Next test for pipeline protesters: the frigid North Dakota winters
Published 9:10 am Friday, December 2, 2016
CANNON BALL, N.D. — So far, the hundreds of protesters fighting the Dakota Access pipeline have shrugged off the heavy snow, icy winds and frigid temperatures that have swirled around their large encampment on the North Dakota grasslands.
But if they defy next week’s government deadline to abandon the camp, demonstrators know the real deep freeze lies ahead, when the full weight of the Great Plains winter descends on their community of nylon tents and teepees. Life-threatening wind chills and towering snow drifts could mean the greatest challenge is simple survival.

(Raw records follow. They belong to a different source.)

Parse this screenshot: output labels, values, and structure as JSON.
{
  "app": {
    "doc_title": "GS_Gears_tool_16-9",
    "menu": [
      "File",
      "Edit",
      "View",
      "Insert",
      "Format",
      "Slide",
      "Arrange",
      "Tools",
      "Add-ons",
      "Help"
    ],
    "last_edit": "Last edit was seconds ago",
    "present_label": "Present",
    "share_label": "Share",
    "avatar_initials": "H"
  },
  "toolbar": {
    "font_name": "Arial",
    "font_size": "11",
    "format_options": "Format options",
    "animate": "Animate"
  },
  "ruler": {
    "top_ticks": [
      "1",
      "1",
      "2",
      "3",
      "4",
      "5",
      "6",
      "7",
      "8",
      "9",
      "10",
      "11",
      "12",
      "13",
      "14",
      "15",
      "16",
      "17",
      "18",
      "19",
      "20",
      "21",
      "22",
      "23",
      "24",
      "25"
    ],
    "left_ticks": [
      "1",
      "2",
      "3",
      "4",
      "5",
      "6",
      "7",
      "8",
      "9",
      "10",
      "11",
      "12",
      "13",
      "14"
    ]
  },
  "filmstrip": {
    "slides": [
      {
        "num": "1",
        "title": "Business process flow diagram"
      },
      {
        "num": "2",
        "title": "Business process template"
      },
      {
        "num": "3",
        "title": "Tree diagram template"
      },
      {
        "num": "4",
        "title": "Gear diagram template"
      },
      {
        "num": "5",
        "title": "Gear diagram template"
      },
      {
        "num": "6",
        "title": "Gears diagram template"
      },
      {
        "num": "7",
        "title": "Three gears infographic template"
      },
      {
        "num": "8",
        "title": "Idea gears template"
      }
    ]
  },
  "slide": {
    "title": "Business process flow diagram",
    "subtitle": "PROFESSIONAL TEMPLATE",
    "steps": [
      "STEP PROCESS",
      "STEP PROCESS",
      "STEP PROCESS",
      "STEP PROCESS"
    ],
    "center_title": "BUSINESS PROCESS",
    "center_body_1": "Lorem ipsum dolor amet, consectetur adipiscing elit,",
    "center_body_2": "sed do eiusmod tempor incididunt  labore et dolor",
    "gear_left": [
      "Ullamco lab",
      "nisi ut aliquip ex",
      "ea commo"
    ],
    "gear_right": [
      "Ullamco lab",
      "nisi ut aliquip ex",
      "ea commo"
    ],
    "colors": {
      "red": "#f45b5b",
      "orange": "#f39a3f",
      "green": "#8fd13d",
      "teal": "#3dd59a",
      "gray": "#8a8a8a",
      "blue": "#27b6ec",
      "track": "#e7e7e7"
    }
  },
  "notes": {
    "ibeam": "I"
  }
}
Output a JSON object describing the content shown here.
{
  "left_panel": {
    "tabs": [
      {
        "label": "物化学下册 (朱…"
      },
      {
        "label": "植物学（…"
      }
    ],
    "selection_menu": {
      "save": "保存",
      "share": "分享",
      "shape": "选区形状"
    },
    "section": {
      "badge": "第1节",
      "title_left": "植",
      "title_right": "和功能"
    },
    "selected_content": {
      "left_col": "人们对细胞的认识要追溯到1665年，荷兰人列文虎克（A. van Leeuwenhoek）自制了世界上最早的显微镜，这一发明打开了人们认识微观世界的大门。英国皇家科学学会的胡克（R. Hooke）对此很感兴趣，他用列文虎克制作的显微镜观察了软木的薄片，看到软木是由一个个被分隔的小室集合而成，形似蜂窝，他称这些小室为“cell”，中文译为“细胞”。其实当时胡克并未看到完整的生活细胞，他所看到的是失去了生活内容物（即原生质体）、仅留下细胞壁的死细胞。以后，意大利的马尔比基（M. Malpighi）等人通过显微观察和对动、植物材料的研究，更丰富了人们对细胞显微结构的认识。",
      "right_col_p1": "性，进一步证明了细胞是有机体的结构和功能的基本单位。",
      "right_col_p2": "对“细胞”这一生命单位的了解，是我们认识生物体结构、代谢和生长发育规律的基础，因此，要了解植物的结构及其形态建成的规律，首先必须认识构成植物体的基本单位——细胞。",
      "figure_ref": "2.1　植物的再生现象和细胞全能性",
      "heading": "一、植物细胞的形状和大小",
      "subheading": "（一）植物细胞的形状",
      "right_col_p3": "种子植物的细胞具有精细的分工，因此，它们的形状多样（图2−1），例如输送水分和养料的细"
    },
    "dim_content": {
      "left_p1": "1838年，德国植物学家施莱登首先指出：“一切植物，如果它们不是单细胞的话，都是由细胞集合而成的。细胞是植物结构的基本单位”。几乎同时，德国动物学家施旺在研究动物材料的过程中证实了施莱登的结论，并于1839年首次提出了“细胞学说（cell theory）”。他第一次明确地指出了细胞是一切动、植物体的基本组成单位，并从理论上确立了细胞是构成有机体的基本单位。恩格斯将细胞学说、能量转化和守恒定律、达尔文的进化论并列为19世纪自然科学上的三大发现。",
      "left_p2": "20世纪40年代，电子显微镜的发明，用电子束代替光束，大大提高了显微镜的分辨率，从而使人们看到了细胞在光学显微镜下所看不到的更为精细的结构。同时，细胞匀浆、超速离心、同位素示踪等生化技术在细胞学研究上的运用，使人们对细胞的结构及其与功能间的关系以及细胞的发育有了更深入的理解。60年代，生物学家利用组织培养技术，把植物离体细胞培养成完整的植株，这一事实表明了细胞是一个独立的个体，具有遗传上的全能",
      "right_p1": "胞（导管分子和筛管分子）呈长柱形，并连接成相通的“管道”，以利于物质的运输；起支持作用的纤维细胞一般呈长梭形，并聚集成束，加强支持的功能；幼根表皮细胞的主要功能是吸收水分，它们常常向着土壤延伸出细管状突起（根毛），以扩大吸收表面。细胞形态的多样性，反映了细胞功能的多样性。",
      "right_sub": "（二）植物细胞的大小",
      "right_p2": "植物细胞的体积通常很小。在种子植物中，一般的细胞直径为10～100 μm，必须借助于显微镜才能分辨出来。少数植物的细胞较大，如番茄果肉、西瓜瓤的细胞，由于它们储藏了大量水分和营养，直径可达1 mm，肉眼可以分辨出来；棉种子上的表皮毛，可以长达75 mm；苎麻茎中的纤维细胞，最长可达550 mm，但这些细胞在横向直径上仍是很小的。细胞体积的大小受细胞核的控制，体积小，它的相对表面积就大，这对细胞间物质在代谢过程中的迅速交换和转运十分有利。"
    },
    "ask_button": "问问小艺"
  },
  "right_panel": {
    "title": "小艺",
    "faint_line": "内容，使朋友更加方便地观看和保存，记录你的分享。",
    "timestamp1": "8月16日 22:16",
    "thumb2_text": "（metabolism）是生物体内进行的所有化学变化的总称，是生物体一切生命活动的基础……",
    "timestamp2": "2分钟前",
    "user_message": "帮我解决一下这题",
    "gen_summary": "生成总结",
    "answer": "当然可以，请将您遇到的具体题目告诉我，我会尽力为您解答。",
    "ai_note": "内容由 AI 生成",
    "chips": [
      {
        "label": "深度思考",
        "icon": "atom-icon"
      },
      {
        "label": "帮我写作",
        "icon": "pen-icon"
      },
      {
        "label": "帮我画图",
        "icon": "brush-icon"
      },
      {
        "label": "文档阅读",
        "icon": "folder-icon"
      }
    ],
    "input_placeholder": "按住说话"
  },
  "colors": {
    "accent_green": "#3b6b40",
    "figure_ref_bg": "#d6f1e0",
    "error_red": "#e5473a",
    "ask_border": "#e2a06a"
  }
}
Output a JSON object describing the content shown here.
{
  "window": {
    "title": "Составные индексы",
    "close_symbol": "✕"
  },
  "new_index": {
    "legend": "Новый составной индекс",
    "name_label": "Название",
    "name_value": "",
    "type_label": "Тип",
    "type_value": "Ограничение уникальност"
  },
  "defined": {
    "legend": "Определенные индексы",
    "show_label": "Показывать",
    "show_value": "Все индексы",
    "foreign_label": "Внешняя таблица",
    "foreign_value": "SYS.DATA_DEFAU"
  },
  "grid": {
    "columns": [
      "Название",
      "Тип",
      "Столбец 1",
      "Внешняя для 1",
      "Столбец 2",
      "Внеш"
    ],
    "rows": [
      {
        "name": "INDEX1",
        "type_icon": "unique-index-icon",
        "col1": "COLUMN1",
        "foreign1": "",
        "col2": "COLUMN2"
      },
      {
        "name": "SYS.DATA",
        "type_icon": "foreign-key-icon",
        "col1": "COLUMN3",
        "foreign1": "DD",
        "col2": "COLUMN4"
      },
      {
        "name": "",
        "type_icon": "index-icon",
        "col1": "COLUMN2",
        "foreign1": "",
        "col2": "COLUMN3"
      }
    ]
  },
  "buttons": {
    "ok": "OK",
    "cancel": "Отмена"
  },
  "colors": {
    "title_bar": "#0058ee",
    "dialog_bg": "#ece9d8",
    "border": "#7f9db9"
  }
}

“I’m scared. I’m a California girl, you know?” said Loretta Reddog of Placerville, California, a protester who said she arrived several months ago with her two dogs and has yet to adjust to the harsher climate.
The government has ordered protesters to leave federal land by Monday, although it’s not clear what, if anything, authorities will do to enforce that mandate. Demonstrators insist they will stay for as long as it takes to divert the $3.8 billion pipeline, which the Standing Rock Sioux tribe believes threatens sacred sites and a river that provides drinking water for millions of people.
The pipeline is largely complete except for a short segment that is planned to pass beneath a Missouri River reservoir. The company doing the building says it is unwilling to reroute the project.